# BG-NBD and Gamma-Gamma CLTV Prediction


## Business Problem

FLO aims to establish a roadmap for its sales and marketing activities. 
To make medium and long-term plans, the company needs to estimate the potential value existing customers will provide in the future.



## Dataset Description


The dataset contains information derived from past purchasing behavior of OmniChannel (both online and offline) customers who made their last purchases in 2020-2021.

- master_id: Unique customer ID
- order_channel: The channel used for the purchase (Android, iOS, Desktop, Mobile, Offline)
- last_order_channel: The channel used for the most recent purchase
- first_order_date: The date of the first purchase by the customer
- last_order_date: The date of the last purchase by the customer
- last_order_date_online: The date of the last online purchase by the customer
- last_order_date_offline: The date of the last offline purchase by the customer
- order_num_total_ever_online: Total number of online purchases made by the customer
- order_num_total_ever_offline: Total number of offline purchases made by the customer
- customer_value_total_ever_offline: Total amount spent by the customer in offline purchases
- customer_value_total_ever_online: Total amount spent by the customer in online purchases
- interested_in_categories_12: List of categories purchased in the last 12 months


# Tasks

## Task 1: Data Preparation
1. Load the dataset `flo_data_20K.csv` and create a copy of the DataFrame.
2. Define the functions `outlier_thresholds` and `replace_with_thresholds` to suppress outliers.
   Note: Since the CLTV calculation requires frequency values to be integers, round up the lower and upper thresholds using `round()`.
3. Handle any outliers in the columns "order_num_total_ever_online," "order_num_total_ever_offline," "customer_value_total_ever_offline," and "customer_value_total_ever_online."
4. Create new variables representing the total number of purchases and spending for each customer, considering their OmniChannel shopping behavior.
5. Inspect data types and convert any date-related variables to the date format.

## Task 2: Create CLTV Data Structure
1. Use a date two days after the most recent purchase date as the analysis date.
2. Create a new DataFrame `cltv` that contains `customer_id`, `recency_cltv_weekly`, `T_weekly`, `frequency`, and `monetary_cltv_avg`.
   Ensure that the monetary value is expressed as the average value per purchase and that recency and tenure are expressed in weeks.

## Task 3: Build BG/NBD and Gamma-Gamma Models, Calculate CLTV
1. Fit the BG/NBD model.
   a.
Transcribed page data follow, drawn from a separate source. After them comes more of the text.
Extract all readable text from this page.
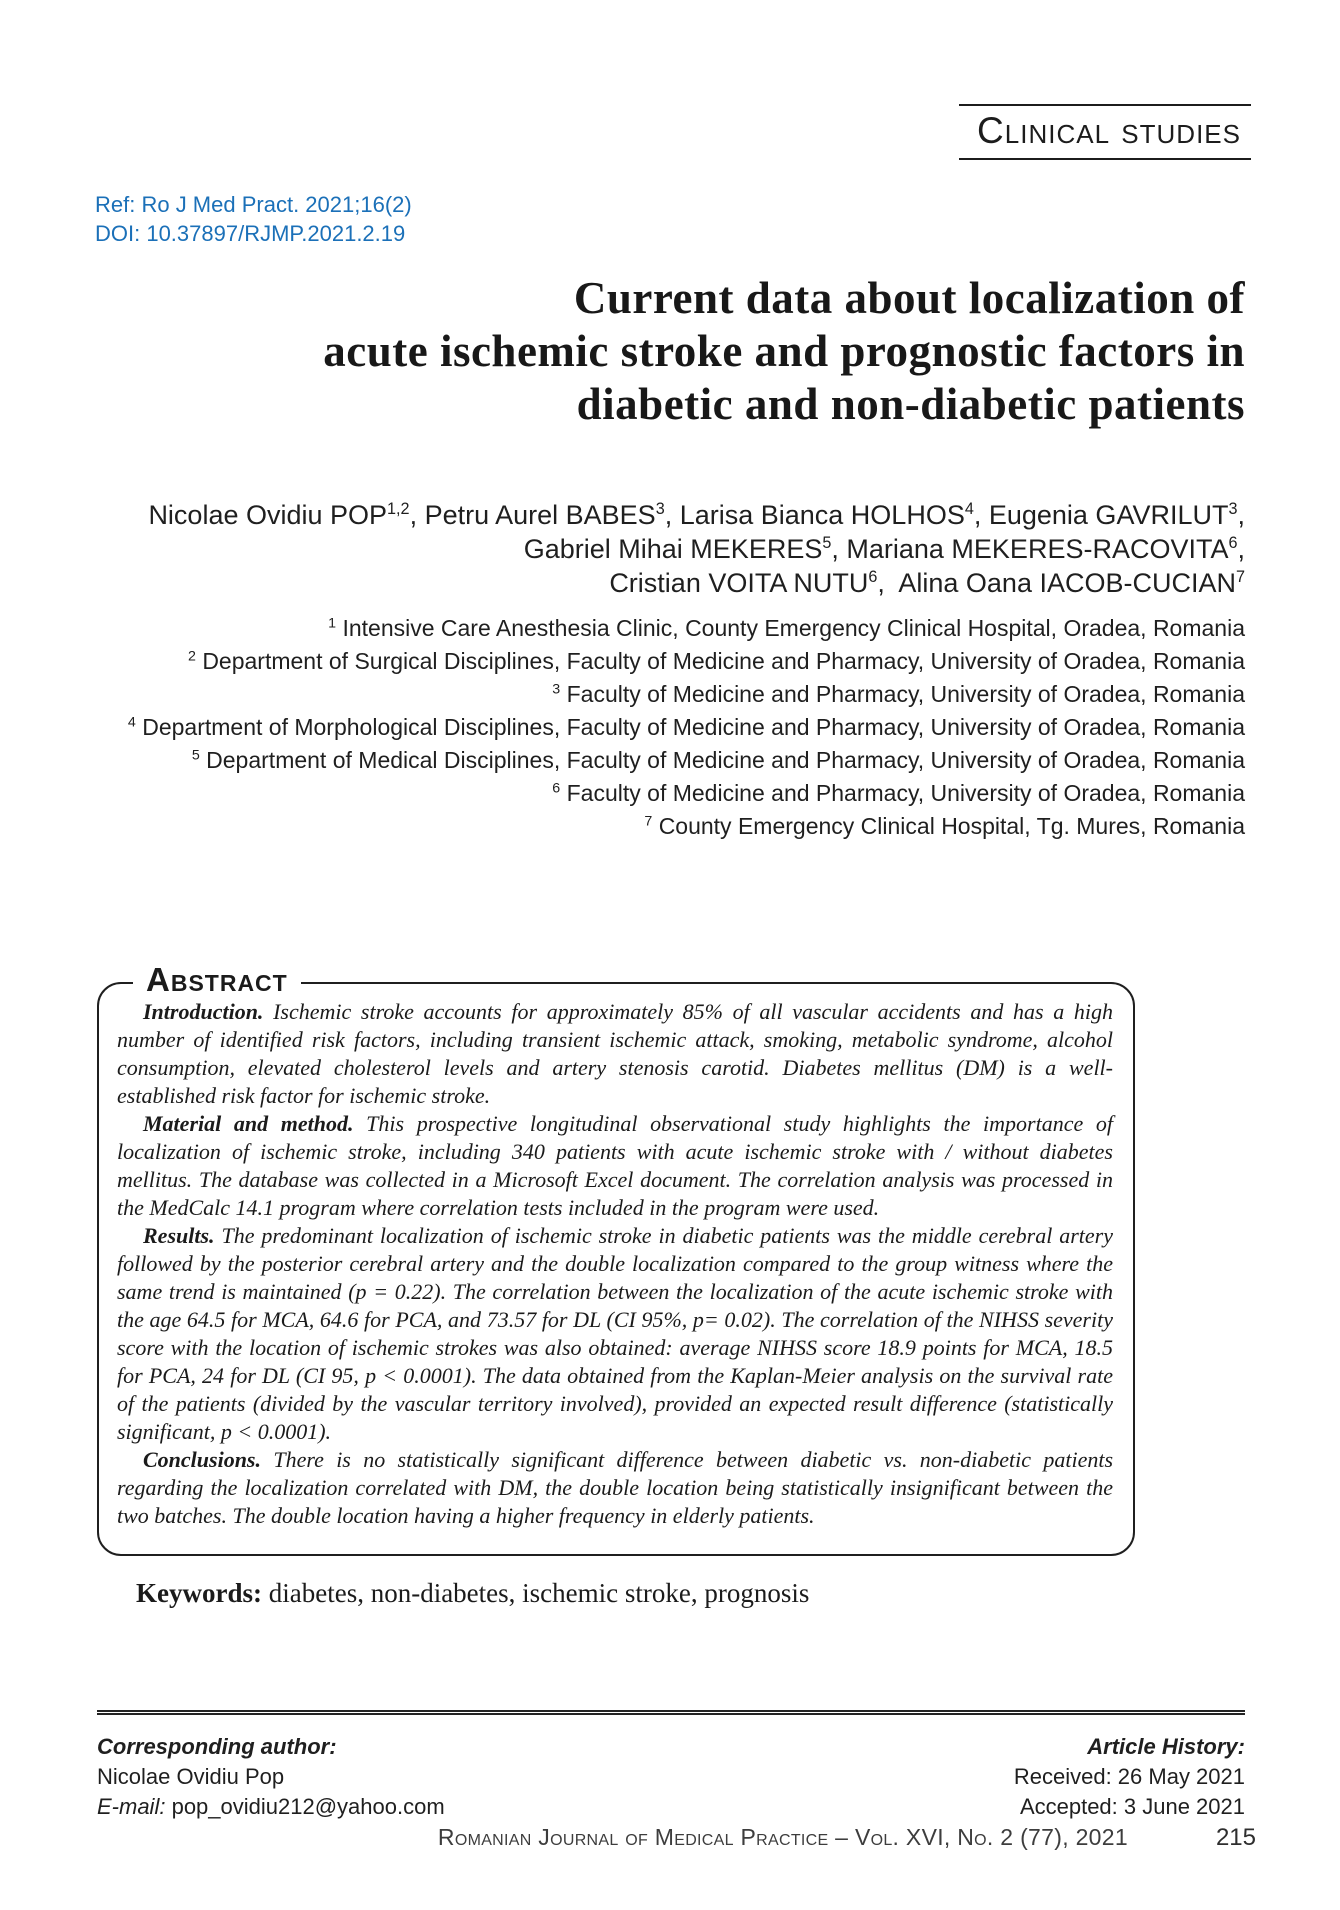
Clinical studies
Ref: Ro J Med Pract. 2021;16(2)
DOI: 10.37897/RJMP.2021.2.19
Current data about localization of
acute ischemic stroke and prognostic factors in
diabetic and non-diabetic patients
Nicolae Ovidiu POP$^{1,2}$, Petru Aurel BABES$^3$, Larisa Bianca HOLHOS$^4$, Eugenia GAVRILUT$^3$,
Gabriel Mihai MEKERES$^5$, Mariana MEKERES-RACOVITA$^6$,
Cristian VOITA NUTU$^6$,  Alina Oana IACOB-CUCIAN$^7$
$^1$ Intensive Care Anesthesia Clinic, County Emergency Clinical Hospital, Oradea, Romania
$^2$ Department of Surgical Disciplines, Faculty of Medicine and Pharmacy, University of Oradea, Romania
$^3$ Faculty of Medicine and Pharmacy, University of Oradea, Romania
$^4$ Department of Morphological Disciplines, Faculty of Medicine and Pharmacy, University of Oradea, Romania
$^5$ Department of Medical Disciplines, Faculty of Medicine and Pharmacy, University of Oradea, Romania
$^6$ Faculty of Medicine and Pharmacy, University of Oradea, Romania
$^7$ County Emergency Clinical Hospital, Tg. Mures, Romania
Abstract

Introduction. Ischemic stroke accounts for approximately 85% of all vascular accidents and has a high number of identified risk factors, including transient ischemic attack, smoking, metabolic syndrome, alcohol consumption, elevated cholesterol levels and artery stenosis carotid. Diabetes mellitus (DM) is a well-established risk factor for ischemic stroke.

Material and method. This prospective longitudinal observational study highlights the importance of localization of ischemic stroke, including 340 patients with acute ischemic stroke with / without diabetes mellitus. The database was collected in a Microsoft Excel document. The correlation analysis was processed in the MedCalc 14.1 program where correlation tests included in the program were used.

Results. The predominant localization of ischemic stroke in diabetic patients was the middle cerebral artery followed by the posterior cerebral artery and the double localization compared to the group witness where the same trend is maintained (p = 0.22). The correlation between the localization of the acute ischemic stroke with the age 64.5 for MCA, 64.6 for PCA, and 73.57 for DL (CI 95%, p= 0.02). The correlation of the NIHSS severity score with the location of ischemic strokes was also obtained: average NIHSS score 18.9 points for MCA, 18.5 for PCA, 24 for DL (CI 95, p < 0.0001). The data obtained from the Kaplan-Meier analysis on the survival rate of the patients (divided by the vascular territory involved), provided an expected result difference (statistically significant, p < 0.0001).

Conclusions. There is no statistically significant difference between diabetic vs. non-diabetic patients regarding the localization correlated with DM, the double location being statistically insignificant between the two batches. The double location having a higher frequency in elderly patients.

Keywords: diabetes, non-diabetes, ischemic stroke, prognosis
Corresponding author:
Nicolae Ovidiu Pop
E-mail: pop_ovidiu212@yahoo.com
Article History:
Received: 26 May 2021
Accepted: 3 June 2021
Romanian Journal of Medical Practice – Vol. XVI, No. 2 (77), 2021	215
Predict expected purchases over 3 months and add to the `cltv` DataFrame as `exp_sales_3_month`.
   b. Predict expected purchases over 6 months and add to the `cltv` DataFrame as `exp_sales_6_month`.
2. Fit the Gamma-Gamma model. Estimate the average expected value customers will leave and add to the `cltv` DataFrame as `exp_average_value`.
3. Calculate the 6-month CLTV and add it to the DataFrame as `cltv`.
   a. Standardize the calculated CLTV values and create a new variable `scaled_cltv`.
   b. Observe the top 20 customers with the highest CLTV values.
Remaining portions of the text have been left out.